The first and arguably most important part of the Back-End service is the authorization API.
Purpose
The authorization API is built to handle authorizing clients. Clients can be the device or the user of the chrome extension. To the authorization service there really is no difference between the two. The authorization API is there to take in a client name and password. It then returns the client a JWT. The JWT is used to ensure that the client can secure its connection with the product API allowing the product API to remain stateless. In other words each API request can be authorized separately without needing to have a client logged in to the product service.
JWT
JSON Web Tokens. They are are one of two security components in the Product API and are the very purpose of having an authorization API. JSON web tokens are used to securely transmit information encoded as JSON. JWT are signed with a secret and their payload themselves. This is used to generate a unique JWT whose contents must match what they were when the JWT was created.
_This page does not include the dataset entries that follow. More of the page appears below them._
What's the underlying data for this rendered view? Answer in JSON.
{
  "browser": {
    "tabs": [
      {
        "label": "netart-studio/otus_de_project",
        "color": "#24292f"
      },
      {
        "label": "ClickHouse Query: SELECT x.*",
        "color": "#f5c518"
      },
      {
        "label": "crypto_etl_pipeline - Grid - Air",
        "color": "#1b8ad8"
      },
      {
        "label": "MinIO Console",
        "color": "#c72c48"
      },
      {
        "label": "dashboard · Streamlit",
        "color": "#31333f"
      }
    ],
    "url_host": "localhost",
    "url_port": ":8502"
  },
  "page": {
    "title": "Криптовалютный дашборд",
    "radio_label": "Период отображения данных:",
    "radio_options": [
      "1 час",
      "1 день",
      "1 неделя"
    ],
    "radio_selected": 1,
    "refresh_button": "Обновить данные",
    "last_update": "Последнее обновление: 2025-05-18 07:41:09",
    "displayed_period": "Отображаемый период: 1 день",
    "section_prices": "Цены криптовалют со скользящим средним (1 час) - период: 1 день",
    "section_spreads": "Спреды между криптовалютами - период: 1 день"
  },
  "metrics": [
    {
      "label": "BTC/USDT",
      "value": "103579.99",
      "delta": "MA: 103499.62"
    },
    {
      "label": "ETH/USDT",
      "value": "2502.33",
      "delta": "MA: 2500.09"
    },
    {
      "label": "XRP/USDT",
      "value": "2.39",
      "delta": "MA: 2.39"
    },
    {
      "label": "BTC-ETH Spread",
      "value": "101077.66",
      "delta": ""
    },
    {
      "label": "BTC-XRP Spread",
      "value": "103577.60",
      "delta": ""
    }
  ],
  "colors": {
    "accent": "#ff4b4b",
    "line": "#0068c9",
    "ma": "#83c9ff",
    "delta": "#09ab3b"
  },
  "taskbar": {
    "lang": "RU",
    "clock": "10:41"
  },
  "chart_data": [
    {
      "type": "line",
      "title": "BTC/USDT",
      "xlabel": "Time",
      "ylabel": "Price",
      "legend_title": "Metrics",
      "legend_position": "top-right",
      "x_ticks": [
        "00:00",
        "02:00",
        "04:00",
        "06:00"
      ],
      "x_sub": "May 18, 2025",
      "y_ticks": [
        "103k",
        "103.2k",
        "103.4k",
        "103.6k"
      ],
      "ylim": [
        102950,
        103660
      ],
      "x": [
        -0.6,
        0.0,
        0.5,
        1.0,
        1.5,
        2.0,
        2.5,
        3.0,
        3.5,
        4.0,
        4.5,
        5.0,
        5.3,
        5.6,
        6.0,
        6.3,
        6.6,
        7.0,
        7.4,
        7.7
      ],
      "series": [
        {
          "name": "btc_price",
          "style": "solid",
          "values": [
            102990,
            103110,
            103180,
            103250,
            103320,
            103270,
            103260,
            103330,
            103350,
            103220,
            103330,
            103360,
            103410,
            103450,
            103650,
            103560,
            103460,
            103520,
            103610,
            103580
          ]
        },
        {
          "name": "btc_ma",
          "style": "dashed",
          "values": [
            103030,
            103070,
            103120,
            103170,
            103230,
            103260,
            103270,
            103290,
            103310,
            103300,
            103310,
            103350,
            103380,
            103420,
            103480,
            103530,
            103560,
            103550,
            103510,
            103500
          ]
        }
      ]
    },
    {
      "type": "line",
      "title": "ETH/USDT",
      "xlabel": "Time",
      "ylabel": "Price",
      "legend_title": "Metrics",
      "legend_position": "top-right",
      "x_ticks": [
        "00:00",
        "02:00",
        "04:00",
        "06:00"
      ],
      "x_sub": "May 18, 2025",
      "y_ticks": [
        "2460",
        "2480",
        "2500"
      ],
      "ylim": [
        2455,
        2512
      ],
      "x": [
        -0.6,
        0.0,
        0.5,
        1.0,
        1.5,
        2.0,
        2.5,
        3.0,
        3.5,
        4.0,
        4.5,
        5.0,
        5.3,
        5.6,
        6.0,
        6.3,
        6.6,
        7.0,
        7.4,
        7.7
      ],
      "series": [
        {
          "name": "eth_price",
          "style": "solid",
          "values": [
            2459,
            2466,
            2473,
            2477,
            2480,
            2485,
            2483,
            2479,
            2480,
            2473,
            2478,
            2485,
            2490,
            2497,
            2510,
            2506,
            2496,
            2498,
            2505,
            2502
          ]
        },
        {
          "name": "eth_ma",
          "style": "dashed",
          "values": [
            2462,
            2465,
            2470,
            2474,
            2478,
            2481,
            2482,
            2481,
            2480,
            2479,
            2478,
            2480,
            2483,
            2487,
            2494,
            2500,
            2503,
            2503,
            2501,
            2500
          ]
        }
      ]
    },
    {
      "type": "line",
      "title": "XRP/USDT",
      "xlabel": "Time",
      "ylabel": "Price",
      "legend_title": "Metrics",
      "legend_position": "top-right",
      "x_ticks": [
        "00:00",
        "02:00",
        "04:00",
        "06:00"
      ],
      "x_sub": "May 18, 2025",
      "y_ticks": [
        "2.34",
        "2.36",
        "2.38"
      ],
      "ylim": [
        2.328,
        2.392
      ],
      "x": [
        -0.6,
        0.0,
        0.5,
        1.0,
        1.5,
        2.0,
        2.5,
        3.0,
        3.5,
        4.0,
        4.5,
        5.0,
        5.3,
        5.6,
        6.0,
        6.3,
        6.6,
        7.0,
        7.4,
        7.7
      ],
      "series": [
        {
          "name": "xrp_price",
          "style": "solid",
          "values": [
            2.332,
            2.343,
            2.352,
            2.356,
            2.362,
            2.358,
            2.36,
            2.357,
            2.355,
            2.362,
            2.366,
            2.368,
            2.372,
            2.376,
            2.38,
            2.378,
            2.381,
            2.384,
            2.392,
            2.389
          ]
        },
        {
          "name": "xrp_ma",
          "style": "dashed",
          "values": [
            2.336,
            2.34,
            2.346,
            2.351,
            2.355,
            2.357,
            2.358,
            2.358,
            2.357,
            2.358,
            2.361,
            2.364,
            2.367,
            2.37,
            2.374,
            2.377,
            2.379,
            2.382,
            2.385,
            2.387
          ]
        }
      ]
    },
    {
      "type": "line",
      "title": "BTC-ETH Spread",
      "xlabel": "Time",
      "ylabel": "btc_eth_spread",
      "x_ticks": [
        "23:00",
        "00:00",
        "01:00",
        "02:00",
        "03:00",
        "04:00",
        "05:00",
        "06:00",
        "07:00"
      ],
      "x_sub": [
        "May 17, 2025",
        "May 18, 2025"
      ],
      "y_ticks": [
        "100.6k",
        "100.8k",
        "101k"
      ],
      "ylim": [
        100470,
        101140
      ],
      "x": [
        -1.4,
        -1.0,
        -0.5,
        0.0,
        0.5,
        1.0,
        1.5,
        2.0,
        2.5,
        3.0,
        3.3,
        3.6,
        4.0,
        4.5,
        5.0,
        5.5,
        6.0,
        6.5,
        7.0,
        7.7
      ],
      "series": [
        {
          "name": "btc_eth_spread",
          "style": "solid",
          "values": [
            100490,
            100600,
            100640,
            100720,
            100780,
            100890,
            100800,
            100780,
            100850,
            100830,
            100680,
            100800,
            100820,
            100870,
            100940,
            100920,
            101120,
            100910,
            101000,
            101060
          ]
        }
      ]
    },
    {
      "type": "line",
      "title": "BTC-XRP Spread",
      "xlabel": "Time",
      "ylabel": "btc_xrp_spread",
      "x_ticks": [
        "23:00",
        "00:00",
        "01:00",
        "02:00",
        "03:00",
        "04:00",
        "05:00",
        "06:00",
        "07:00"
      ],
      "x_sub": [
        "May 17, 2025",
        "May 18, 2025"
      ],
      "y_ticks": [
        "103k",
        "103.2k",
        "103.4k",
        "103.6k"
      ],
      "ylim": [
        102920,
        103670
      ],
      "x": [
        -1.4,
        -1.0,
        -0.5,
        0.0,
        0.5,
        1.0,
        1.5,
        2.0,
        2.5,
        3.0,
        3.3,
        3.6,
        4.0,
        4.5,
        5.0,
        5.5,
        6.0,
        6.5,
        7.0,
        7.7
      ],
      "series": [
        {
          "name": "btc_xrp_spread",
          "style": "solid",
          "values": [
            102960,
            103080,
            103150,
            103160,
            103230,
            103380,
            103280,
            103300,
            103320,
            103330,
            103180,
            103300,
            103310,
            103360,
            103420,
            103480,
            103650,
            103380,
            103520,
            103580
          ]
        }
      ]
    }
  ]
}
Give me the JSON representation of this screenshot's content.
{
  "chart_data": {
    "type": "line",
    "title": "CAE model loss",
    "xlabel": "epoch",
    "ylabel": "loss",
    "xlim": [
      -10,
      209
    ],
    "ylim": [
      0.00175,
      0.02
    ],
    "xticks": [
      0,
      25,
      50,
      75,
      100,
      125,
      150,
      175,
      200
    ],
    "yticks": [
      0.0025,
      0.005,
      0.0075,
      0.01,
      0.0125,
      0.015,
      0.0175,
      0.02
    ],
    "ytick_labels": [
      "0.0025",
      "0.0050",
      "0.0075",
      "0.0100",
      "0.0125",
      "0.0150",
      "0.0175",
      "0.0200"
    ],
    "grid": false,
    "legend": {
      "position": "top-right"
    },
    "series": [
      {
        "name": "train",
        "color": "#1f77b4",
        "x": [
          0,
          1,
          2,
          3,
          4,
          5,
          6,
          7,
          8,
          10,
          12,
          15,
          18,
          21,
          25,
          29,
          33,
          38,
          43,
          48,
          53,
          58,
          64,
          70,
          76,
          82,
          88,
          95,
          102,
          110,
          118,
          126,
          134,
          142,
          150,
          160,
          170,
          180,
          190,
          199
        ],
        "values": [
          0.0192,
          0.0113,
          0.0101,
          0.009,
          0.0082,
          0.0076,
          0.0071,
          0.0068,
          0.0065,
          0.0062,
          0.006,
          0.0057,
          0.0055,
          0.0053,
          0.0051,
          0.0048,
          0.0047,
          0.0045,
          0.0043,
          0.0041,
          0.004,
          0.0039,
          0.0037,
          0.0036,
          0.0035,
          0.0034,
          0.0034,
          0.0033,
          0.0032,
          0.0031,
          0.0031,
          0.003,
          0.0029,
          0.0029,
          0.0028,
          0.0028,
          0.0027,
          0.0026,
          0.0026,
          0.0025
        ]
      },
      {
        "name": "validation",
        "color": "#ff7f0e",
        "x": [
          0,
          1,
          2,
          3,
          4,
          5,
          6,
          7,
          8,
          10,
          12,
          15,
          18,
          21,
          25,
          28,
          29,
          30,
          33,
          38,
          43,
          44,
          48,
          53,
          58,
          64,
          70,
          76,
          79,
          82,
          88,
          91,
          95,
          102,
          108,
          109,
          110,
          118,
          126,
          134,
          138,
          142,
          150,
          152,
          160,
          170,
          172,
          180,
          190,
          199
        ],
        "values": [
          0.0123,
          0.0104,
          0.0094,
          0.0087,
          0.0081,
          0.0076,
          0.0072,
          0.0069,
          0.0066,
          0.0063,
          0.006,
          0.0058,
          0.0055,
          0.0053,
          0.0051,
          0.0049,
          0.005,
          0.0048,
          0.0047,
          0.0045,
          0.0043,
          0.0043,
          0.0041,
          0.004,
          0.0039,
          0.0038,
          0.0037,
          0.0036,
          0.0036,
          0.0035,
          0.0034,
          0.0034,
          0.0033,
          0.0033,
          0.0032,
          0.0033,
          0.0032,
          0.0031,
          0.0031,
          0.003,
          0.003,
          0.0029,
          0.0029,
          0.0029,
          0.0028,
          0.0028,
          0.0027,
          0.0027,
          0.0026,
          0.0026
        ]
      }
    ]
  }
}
They are useful for allowing a user to use a JWT instead of sending their user credentials every single time. This is the purpose of using the JWT for the product API. JWTs are also able to expire allowing a JWT to be essentially useless even if they can be grabbed.
HTTPS
HTTPS is an end to end encryption schema used on top of HTTP. It is the second component of security in the product api and the main security in the authorization API. By having the sender and receiver agree on a pair of private and public keys information can be sent between such that only the intended destinations can unpack the encrypted payload. This ensures that it is very difficult to see data being sent between clients and servers.
Two Pronged Approach
By combining the usage of JWTs and HTTPS it is nearly impossible to impersonate a user maliciously by a third party. Even if HTTPS is broken unless the malicious party has cracked a message they will not have the users credentials as there is only a JWT for authorization. Since the JWT will expire after a certain period it is very unlikely to have cracked the HTTPS payload in the time period before the JWT expires. So the user is kept safe.
Salting and Hashing
When a user signs up or signs in they are sending a raw password. This should not be persistently kept in storage. Thus in order to keep stored passwords encrypted a salt and hash method it used. Hashing algorithms take an input and produce an encrypted hash. However, this is not usually sufficient. If the user uses a rainbow table to try to guess common passwords using common hashing algorithms they may already have the users passwords to compare against the authorization database. Thus they can get massive amount of user passwords at once. So in order to prevent this a salt is added to the beginning or end of user’s inputs. This is to ensure that the rainbow table attack cannot occur and would take hours to months to years to crack individual user passwords. The salt is kept a secret and is usually very long.
Endpoints
The authorization API has three endpoints.
- signin
- signup
- refresh
signin is where the client will send their clientname and password and recieve a JWT to use with the product api.
signup allows a new client to register and be added to the database. It will return the user a JWT to use right away.
refresh is the endpoint that clients will hit before their JWT expires. However, it will not issue a new JWT if the old one is not close to expiring.